At first glance, the four grantees may not have a lot in common. CASEL is a research and advocacy organization, and a major leader in the social and emotional learning field. GripTape is a youth-led and organized nonprofit that gives kids small grants to pursue projects they’re passionate about outside of school. The Peer Health Exchange is a nonprofit that trains college students to provide supplementary health education in low-income high schools—sometimes, their only source of health education. Roses in Concrete is a K-8 lab school in East Oakland.

However, these grantees all share a commitment to helping kids develop life skills that fall outside the outcomes sought in a traditional classroom. CASEL helps districts, schools and teachers adopt curriculum and techniques that encourage students to develop social and emotional skills in tandem with academic outcomes.

GripTape encourages kids to identify their own passions and cultivate the grit to follow them through. The Peer Health Exchange empowers high school students to make health decisions. Roses in Concrete is committed to instilling self-discipline, integrity, love, hope and a commitment to justice and equity in its students.

Additionally, each of the grants funds reporting on how the organizations put into practice components of the whole child theory. CASEL will use funding to engage scholars and practitioners to ensure that social and emotional learning as a field reflects the most recent science, best practices and policies. GripTape’s three-year grant will go toward identifying conditions and variables—like interest, authority and purpose—that help kids develop agency and self-direction.

At Peer Health Exchange, funding will support collaboration with experts in adolescent development to build evidence for skills-based preventive health education—the approach the nonprofit uses. The experts will also develop more scientifically grounded definitions and standards in adolescent decision-making. Through evidence, CZI hopes to encourage more investment in effective health education through the health and education systems.

The grant to Roses in Concrete Community School will fund a partnership with the Teaching Excellence Network to expand a pilot program to train teachers in handling student trauma. Specifically, the trauma training will give teachers tools to address kids’ exposure to the toxic levels of stress, poverty and violence that are common in under-resourced communities. The original iteration of the pilot focused on the secondary trauma teachers face through their work.

Of the four grants, this one is most reminiscent of the grants CZI released in February, which largely focused on supporting teachers. Of those grants, $75,000 went to a pilot program to address the emotional toll of teaching. As part of the program, 160 new public school teachers were provided with techniques to promote self-care, stress management and emotional well-being.

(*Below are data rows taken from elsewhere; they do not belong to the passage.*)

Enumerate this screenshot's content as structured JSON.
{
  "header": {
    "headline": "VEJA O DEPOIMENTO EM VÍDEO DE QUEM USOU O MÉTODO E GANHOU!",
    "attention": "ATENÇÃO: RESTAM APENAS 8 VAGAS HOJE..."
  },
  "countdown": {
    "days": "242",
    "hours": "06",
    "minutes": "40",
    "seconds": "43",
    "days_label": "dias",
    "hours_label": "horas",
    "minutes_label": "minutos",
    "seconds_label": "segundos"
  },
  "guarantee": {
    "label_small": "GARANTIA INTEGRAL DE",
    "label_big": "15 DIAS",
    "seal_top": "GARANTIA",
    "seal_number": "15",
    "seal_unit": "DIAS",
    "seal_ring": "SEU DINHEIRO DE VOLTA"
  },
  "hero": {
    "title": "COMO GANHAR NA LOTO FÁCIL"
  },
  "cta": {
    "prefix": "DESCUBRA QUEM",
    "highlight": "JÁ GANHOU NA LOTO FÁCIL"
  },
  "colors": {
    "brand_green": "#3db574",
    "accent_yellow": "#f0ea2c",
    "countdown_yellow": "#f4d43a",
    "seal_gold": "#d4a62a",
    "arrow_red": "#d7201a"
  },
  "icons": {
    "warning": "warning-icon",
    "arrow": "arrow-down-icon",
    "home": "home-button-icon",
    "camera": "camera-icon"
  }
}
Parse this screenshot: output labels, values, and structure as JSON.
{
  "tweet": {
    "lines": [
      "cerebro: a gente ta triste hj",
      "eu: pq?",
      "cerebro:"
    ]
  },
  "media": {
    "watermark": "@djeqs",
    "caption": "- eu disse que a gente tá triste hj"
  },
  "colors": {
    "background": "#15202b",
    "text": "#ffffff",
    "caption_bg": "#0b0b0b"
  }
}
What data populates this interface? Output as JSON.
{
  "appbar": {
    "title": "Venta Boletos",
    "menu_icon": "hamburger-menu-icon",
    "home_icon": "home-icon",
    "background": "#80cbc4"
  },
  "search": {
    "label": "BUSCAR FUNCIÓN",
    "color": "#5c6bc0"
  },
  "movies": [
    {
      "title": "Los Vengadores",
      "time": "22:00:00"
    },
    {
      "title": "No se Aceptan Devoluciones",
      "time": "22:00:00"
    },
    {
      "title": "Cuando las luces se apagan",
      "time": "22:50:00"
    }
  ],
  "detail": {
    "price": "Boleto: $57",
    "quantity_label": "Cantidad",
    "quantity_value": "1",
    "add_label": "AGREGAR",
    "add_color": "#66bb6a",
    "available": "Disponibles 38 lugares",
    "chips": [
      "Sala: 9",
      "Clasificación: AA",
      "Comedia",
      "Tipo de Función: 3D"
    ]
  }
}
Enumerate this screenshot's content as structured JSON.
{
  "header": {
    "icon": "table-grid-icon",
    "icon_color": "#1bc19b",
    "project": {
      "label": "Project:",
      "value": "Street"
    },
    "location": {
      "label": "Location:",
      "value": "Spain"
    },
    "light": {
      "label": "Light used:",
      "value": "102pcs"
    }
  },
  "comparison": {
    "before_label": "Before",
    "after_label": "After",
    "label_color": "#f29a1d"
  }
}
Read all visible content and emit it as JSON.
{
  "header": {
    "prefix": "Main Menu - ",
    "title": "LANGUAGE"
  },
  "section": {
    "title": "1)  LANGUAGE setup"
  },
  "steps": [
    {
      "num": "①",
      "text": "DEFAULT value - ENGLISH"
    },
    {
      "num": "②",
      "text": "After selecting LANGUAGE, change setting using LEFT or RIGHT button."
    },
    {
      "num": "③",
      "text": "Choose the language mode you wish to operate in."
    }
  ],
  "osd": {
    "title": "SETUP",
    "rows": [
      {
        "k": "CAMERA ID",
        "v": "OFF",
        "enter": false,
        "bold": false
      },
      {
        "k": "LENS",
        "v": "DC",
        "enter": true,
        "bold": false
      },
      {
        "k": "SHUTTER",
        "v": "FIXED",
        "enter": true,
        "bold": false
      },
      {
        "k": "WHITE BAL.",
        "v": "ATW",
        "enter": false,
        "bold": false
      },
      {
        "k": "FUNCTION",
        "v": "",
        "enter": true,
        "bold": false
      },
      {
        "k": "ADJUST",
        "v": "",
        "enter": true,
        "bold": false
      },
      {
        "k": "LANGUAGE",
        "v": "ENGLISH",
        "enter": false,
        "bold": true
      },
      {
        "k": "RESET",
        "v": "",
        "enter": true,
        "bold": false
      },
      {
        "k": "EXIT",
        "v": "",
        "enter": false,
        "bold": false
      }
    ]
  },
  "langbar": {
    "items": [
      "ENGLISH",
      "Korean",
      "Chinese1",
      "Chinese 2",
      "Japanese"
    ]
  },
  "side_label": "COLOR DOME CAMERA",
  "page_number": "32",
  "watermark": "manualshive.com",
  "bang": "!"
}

Related: Teaching K-12 is Brutally Hard. Here's How CZI Is Offering Support

Another grant from the round released in February went to training veteran teachers who wanted to incorporate social and emotional learning into their classrooms.

Between the two sets of grants, CZI is demonstrating its keen interests in the principles behind a holistic approach to learning and a clear desire to create a pathway for those principles into schools and classrooms.

These grants aren’t huge, by most standards—including when compared to some of CZI’s past education gifts. However, that’s appropriate for the stage of this work, Stafford-Brizard said.

“The whole child space is an area where we have a tremendous amount of leaning to do,” she said. The size of the grants “reflect the amount of learning we need to do. You see consistency across the projects, because they are smaller-scale, focused on deep learning around the connection between the research and the practice, and the translation of that research. And then we’ll be able to determine what we can do with that.”